According to a new study from the University of California, Irvine, compounds in both green and black tea relax blood vessels by activating ion channel proteins in the vessel wall. The discovery contributes to the understanding of tea’s antihypertensive properties and may lead to the development of new blood pressure-lowering medications.
The discovery was made in the laboratory of Geoffrey Abbott, Ph.D., a professor in the Department of Physiology and Biophysics at the University of California, Irvine School of Medicine. It was published in Cellular Physiology and Biochemistry. Kaitlyn Redford, a graduate student in the Abbott Lab, was the study’s first author, titled “KCNQ5 potassium channel activation underpins tea vasodilation.”
The study found that two catechin-type flavonoid compounds found in tea (epicatechin gallate and epigallocatechin-3-gallate) each activate a specific type of ion channel protein called KCNQ5, which allows potassium ions to diffuse out of cells and reduces cellular excitability. Because KCNQ5 is found in the smooth muscle that lines blood vessels, tea catechin activation was predicted to relax blood vessels – a prediction confirmed by collaborators at the University of Copenhagen.
A new study shows that compounds in both green and black tea relax blood vessels by activating ion channel proteins in the blood vessel wall. The discovery helps explain the antihypertensive properties of tea and could lead to the design of new blood pressure-lowering medications.
“We discovered that specific catechins bind to the foot of the voltage sensor, which is the part of KCNQ5 that allows the channel to open in response to cellular excitation, using computer modeling and mutagenesis studies. Because of this binding, the channel can open much more easily and earlier in the cellular excitation process “Abbott elaborated.
Because hypertension affects up to one-third of the world’s adult population and is regarded as the leading modifiable risk factor for global cardiovascular disease and premature mortality, new approaches to treating hypertension have enormous potential to improve global public health.
Previous research has shown that drinking green or black tea can reduce blood pressure by a small but consistent amount, and catechins have been linked to this effect. The discovery of KCNQ5 as a novel target for the hypertensive properties of tea catechins may aid in the optimization of medicinal chemistry for increased potency or efficacy.
KCNQ5, in addition to controlling vascular tone, is expressed in various parts of the brain, where it regulates the electrical activity and neuronal signaling.
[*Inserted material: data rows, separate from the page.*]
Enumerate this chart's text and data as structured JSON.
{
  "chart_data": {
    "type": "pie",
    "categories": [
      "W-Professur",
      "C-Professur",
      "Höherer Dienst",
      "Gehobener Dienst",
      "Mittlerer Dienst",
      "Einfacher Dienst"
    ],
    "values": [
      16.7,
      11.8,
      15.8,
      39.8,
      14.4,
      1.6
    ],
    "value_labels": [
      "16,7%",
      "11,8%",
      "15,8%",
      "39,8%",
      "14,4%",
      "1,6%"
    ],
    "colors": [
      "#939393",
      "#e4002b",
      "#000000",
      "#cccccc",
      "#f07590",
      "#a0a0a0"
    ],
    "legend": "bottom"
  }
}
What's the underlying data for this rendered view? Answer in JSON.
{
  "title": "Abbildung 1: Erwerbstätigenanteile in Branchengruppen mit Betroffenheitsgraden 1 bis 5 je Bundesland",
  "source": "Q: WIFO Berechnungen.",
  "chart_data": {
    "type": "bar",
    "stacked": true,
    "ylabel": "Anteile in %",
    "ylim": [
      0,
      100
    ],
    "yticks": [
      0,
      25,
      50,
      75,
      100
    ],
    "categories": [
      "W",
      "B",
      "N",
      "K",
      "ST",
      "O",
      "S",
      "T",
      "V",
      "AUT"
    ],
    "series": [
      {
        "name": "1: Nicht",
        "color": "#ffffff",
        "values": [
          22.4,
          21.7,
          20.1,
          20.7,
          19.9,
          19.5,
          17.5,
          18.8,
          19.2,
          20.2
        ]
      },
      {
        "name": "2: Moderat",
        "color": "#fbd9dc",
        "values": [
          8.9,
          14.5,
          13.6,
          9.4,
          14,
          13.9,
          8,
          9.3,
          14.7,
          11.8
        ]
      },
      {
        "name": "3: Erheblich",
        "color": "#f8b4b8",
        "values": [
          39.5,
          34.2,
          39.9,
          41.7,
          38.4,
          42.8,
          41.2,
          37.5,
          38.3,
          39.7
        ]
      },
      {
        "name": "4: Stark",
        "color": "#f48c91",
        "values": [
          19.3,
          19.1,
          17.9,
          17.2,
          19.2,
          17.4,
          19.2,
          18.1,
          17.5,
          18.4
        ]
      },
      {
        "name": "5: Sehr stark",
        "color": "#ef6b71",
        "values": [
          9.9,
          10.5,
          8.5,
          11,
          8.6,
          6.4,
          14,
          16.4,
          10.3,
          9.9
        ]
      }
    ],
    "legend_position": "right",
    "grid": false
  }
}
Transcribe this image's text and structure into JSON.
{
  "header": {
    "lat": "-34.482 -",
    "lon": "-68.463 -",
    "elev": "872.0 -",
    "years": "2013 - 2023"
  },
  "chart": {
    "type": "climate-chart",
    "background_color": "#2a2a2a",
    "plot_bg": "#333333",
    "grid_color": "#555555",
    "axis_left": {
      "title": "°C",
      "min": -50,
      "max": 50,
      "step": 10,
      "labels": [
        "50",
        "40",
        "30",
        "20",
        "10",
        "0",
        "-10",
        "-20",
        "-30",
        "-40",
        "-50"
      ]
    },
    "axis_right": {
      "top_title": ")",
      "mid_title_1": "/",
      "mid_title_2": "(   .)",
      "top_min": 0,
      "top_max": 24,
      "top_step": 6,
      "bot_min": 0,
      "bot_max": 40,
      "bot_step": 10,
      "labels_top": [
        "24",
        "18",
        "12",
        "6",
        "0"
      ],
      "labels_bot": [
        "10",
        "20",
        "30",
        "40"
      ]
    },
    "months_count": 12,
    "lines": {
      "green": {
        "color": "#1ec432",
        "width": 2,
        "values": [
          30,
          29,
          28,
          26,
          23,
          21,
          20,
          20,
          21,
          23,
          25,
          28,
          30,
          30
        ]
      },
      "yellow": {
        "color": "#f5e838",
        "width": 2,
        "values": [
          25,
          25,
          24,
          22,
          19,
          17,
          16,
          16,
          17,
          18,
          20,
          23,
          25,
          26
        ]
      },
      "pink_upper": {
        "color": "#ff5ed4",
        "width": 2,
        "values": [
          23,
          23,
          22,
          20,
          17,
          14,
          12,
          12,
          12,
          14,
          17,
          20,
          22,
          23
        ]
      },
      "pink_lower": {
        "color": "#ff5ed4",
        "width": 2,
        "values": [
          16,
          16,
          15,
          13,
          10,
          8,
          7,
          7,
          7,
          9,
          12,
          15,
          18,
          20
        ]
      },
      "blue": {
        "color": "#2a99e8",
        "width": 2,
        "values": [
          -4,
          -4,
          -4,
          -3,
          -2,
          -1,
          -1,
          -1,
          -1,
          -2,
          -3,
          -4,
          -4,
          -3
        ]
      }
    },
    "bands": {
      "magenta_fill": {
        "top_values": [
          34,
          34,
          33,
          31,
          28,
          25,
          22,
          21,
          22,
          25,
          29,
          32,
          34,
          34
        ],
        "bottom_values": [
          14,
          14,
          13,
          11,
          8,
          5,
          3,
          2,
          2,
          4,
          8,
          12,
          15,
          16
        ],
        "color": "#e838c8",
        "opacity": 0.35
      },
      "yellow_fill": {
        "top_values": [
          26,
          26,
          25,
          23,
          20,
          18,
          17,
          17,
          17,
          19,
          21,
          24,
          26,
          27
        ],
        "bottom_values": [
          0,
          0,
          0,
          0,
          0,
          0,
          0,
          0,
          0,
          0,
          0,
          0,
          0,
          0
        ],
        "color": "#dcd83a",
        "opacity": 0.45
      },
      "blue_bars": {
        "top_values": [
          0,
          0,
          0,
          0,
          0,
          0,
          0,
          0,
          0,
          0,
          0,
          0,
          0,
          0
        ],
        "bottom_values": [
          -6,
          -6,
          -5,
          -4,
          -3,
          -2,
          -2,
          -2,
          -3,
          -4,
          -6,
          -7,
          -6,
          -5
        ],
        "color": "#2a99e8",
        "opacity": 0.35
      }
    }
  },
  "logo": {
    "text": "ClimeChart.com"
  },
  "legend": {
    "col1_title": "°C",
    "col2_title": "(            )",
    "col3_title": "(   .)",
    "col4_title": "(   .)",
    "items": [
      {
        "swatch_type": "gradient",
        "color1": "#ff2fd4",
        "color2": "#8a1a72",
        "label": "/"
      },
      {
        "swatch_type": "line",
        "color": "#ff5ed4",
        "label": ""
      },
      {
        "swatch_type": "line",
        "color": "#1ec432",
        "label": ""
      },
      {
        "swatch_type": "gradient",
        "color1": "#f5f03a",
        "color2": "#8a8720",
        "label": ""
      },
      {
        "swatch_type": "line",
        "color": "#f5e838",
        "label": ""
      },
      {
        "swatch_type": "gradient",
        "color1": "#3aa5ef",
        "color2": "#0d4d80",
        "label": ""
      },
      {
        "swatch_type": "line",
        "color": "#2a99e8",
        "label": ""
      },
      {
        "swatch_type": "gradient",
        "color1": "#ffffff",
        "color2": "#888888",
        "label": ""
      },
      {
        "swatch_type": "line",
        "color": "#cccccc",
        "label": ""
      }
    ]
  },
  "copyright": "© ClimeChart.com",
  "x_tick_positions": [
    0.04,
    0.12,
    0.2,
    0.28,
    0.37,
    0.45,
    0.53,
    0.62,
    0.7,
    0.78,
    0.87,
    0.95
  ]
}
Pathogenic KCNQ5 gene variants exist that impair channel function and, as a result, cause epileptic encephalopathy, a severely debilitating developmental disorder characterized by frequent seizures. Because catechins can cross the blood-brain barrier, their ability to activate KCNQ5 may point to a future mechanism for repairing broken KCNQ5 channels and alleviating brain excitability disorders caused by their dysfunction.
Tea has been produced and consumed for over 4,000 years, and approximately 2 billion cups of tea are currently consumed each day worldwide, ranking second only to water in terms of volume consumed by people worldwide. The three most popular caffeinated teas (green, oolong, and black) are all made from the leaves of the evergreen species Camellia sinensis, with the differences resulting from varying degrees of fermentation during tea production.
In countries such as the United Kingdom and the United States, black tea is commonly mixed with milk before being consumed. The researchers discovered that when black tea was applied directly to cells containing the KCNQ5 channel, the addition of milk prevented the tea’s beneficial KCNQ5-activating effects. Abbott, on the other hand, “We do not believe that avoiding milk when drinking tea is necessary in order to benefit from its beneficial properties. We are confident that the environment in the human stomach will separate the catechins from the proteins and other molecules in milk that would otherwise prevent the catechins from having their beneficial effects.”
Other studies that show antihypertensive benefits of tea regardless of milk co-consumption support this hypothesis. Using mass spectrometry, the researchers discovered that heating green tea to 35 degrees Celsius changes its chemical composition in a way that makes it more effective at activating KCNQ5.
“Whether tea is consumed iced or hot, this temperature is achieved after the tea is consumed, as human body temperature is approximately 37 degrees Celsius,” Abbott explained. “As a result, simply drinking tea activates its beneficial, antihypertensive properties.”
The National Institutes of Health, National Institute of General Medical Sciences, National Institute of Neurological Disorders and Stroke, the Lundbeck Foundation, and the Danmarks Frie Forskningsfond all contributed to this research.